There are some people that have created stripped-down platform offerings.
So they actually have stripped out functionality.
They put memory constraints or they put hardware constraints or user functionality constraints in the cloud offering in order to make it a simple, multitenant-type environment.
There are others that have focused upon a particular cloud environment.
Our approach is to allow the customer to create any type of environment, deploying any kind of application with any amount of memory or CPU in an own -- in their own single-tenant environment and to make it possible to port it between AWS and Azure and back again.
So there'll be some offerings that are limited to Azure, and that's going to be a pretty big liability if you want to arbitrage the 2 public cloud providers in order to get the best price.
And there are other offerings that limit you in the degree or complexity of the application you might build like a Domo or something like that.
And our cloud platform is pretty much a single tenant, do anything you want.
If you wanted to deploy 16 production environments mirrored in 32 backup environments across 8 continents for hundreds of thousands of users running 400 different applications on AWS, you could do that.

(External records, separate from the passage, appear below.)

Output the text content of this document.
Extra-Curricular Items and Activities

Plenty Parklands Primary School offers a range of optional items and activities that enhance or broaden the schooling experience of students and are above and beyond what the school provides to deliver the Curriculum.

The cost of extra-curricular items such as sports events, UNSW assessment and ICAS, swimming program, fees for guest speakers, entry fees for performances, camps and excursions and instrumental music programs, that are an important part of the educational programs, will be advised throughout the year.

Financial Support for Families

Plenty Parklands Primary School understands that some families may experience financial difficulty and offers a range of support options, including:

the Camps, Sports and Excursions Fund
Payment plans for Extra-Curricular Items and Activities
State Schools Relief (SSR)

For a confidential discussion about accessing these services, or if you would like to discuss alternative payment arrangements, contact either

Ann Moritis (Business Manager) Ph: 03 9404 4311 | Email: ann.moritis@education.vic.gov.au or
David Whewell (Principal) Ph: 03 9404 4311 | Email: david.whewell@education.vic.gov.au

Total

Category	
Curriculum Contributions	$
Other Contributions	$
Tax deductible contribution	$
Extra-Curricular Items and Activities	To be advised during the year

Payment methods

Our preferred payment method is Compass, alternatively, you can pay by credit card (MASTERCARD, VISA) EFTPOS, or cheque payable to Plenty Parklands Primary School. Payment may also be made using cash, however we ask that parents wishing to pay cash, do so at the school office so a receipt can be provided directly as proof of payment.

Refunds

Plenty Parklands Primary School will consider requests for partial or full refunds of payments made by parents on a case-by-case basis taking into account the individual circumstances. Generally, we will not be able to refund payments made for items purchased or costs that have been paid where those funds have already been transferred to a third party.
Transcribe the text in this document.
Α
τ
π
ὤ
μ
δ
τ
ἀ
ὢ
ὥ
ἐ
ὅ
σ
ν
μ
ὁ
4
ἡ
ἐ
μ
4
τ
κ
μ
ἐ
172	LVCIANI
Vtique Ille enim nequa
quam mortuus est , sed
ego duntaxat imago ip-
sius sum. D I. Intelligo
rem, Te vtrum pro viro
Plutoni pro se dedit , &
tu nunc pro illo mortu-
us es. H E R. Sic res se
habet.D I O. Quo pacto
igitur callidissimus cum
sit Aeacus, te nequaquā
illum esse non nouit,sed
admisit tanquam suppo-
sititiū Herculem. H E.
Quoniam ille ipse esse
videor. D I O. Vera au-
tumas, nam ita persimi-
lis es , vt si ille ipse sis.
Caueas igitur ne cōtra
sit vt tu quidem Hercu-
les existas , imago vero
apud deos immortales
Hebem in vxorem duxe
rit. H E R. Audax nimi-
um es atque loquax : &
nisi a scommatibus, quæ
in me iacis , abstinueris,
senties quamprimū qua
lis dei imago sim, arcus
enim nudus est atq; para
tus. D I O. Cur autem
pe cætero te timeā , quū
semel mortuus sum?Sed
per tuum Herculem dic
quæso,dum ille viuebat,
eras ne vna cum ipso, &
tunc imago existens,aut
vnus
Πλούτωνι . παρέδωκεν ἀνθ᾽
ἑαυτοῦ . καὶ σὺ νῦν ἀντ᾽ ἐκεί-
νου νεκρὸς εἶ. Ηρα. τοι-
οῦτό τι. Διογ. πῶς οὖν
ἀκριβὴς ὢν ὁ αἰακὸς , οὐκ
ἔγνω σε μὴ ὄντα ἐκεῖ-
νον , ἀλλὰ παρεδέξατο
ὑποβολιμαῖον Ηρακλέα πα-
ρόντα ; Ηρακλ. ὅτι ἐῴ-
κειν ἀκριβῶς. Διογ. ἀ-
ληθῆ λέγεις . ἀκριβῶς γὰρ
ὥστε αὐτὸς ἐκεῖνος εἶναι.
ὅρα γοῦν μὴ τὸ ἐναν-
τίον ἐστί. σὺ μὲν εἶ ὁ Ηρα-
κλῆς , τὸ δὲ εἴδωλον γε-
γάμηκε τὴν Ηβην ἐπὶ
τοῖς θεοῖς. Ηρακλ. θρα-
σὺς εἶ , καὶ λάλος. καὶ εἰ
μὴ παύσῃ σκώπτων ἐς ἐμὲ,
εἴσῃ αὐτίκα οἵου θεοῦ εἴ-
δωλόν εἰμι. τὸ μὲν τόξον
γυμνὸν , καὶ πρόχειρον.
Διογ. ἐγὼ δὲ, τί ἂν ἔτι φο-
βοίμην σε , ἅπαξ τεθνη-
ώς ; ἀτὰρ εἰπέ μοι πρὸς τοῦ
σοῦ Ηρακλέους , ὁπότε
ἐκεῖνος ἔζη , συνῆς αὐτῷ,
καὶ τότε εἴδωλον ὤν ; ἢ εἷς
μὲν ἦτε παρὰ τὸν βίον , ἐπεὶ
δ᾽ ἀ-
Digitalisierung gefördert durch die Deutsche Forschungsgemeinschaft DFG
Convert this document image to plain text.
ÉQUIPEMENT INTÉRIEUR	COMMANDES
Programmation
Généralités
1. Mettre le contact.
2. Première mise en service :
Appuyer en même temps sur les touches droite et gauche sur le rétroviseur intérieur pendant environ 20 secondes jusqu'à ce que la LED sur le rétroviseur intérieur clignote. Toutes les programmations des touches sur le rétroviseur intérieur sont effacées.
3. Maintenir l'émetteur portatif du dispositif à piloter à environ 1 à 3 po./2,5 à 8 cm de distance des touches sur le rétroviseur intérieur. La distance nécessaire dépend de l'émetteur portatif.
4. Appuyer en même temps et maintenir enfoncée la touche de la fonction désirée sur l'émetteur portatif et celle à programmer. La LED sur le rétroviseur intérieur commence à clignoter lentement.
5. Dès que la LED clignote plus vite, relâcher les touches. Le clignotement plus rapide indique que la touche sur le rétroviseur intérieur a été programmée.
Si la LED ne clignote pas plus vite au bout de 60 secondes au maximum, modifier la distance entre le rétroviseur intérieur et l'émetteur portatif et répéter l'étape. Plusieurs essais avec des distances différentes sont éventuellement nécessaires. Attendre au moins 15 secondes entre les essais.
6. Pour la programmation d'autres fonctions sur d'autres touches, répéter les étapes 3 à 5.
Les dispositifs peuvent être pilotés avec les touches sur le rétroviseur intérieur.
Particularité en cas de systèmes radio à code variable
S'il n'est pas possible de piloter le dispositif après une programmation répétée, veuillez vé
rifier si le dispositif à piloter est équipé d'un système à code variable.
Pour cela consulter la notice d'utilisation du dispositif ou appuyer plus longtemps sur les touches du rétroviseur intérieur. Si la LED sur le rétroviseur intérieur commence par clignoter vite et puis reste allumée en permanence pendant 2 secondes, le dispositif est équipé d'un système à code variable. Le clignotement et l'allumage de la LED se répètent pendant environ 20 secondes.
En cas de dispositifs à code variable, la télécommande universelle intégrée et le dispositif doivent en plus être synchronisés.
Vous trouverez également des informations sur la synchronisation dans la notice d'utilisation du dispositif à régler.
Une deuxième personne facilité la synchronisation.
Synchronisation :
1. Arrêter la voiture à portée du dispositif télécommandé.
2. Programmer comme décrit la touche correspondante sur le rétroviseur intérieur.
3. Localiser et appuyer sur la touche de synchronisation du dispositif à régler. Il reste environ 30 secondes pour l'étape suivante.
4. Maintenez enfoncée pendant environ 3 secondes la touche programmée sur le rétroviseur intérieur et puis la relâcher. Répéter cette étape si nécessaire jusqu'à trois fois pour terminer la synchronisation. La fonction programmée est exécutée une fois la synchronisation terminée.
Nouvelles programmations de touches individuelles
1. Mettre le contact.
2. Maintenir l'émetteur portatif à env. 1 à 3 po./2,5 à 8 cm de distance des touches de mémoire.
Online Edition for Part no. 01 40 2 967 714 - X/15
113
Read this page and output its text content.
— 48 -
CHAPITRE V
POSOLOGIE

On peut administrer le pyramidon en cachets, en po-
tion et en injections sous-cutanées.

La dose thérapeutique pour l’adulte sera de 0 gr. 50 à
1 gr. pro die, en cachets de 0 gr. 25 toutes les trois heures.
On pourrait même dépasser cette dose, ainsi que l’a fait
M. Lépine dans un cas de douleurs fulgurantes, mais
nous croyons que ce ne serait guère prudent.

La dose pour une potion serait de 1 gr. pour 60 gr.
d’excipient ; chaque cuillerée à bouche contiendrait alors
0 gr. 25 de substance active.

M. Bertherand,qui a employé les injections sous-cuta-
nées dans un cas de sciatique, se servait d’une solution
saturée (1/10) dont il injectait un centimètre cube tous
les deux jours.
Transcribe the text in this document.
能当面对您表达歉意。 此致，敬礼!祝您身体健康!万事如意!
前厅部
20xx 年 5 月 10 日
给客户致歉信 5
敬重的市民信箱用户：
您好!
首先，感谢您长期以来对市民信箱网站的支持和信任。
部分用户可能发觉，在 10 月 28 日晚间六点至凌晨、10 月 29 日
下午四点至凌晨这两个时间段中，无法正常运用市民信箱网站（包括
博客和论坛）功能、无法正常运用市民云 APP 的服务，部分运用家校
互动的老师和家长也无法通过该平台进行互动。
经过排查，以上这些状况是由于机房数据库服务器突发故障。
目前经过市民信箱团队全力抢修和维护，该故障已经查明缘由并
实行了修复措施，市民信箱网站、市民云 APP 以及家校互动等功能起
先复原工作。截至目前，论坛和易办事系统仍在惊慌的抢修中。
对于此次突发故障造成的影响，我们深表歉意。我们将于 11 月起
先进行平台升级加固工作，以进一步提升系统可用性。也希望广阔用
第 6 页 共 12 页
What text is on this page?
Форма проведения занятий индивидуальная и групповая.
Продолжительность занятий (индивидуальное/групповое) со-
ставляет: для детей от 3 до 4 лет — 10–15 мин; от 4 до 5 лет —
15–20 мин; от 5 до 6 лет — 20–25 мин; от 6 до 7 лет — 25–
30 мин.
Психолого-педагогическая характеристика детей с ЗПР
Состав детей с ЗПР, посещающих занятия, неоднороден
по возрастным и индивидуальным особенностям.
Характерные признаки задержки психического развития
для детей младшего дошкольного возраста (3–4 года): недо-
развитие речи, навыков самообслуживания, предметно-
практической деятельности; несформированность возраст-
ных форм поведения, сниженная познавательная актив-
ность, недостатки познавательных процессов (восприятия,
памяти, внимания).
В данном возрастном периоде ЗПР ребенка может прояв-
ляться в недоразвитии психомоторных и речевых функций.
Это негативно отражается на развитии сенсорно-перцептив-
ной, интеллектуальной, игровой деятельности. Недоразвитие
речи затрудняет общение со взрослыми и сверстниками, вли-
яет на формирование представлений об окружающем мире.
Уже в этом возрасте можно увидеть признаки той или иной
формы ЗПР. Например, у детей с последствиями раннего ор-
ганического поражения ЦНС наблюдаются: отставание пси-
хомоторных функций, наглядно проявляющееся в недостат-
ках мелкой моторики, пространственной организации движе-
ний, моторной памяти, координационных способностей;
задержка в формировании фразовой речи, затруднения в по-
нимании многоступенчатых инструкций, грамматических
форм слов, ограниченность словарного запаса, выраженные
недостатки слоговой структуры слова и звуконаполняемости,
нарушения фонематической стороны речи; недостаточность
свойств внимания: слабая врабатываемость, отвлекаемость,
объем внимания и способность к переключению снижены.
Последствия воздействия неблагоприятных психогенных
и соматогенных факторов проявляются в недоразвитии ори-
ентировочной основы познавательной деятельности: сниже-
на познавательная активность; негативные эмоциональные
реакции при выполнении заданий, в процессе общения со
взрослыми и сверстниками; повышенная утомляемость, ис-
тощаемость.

Obviously, that would cost more money.
If you found out that you were going to be paying Amazon $32 million a year in hardware expenses, and you got an offer from Microsoft for $4 million a year, and you wanted to save the money, you could actually back up that entire system and deploy on Microsoft, in some cases, without missing a step or go back the other way.
So we've focused upon creating an industrial-strength enterprise cloud platform that's going to appeal to a very demanding customer or a government or a bank that wants to control their destiny and wants to do it the way they want to do it.
And we've avoided putting guardrails or training wheels or any kind of other limitations on it.
I think that, that means that it's a little bit harder.
I think we've benefited as we rolled out the Azure version, and we'll be working between now and the end of the year to continue to improve the Azure version of our offerings, so it's completely at parity with the AWS version.
But that's a different offering than what some other people are doing.
And in my experience, I don't think we're late to the market.
I think that we're just moving at the appropriate rate, doing things responsibly that these big enterprises want.
I think that if we wanted to cut corners and define the cloud offering differently, then I think we probably could have delivered that in a different time frame.
But it's not in our customers' best interest.
So we'll just continue to focus upon executing our strategy.
It seems to be what the customers want.
And to my mind, I don't -- when I'm talking to customers and talking to the marketplace, I'm not really hearing anybody saying that there's some other cloud analytics offering which is dramatically more functional than us in some way.
That's not what I hear.
I think everybody in the market is offering their own solution, which appeals to some set of their customers or prospects.
But it's still an early stage in this marketplace, and there's a lot of room for competitive differentiation between all the different solutions.
Operator
(Operator Instructions) And I am not showing any further questions at this time.
So I would now like to turn the call back to Mr. Michael Saylor, Chairman, President and CEO, for any further remarks.
Michael J. Saylor - Chairman, CEO & President
I want to thank everybody for being with us today.
We appreciate your support, and we look forward to speaking with you again in 12 weeks.
All the best.
Operator
Ladies and gentlemen, thank you for participating in today's conference.
This does conclude today's program.
You may all disconnect, and everyone, have a great day.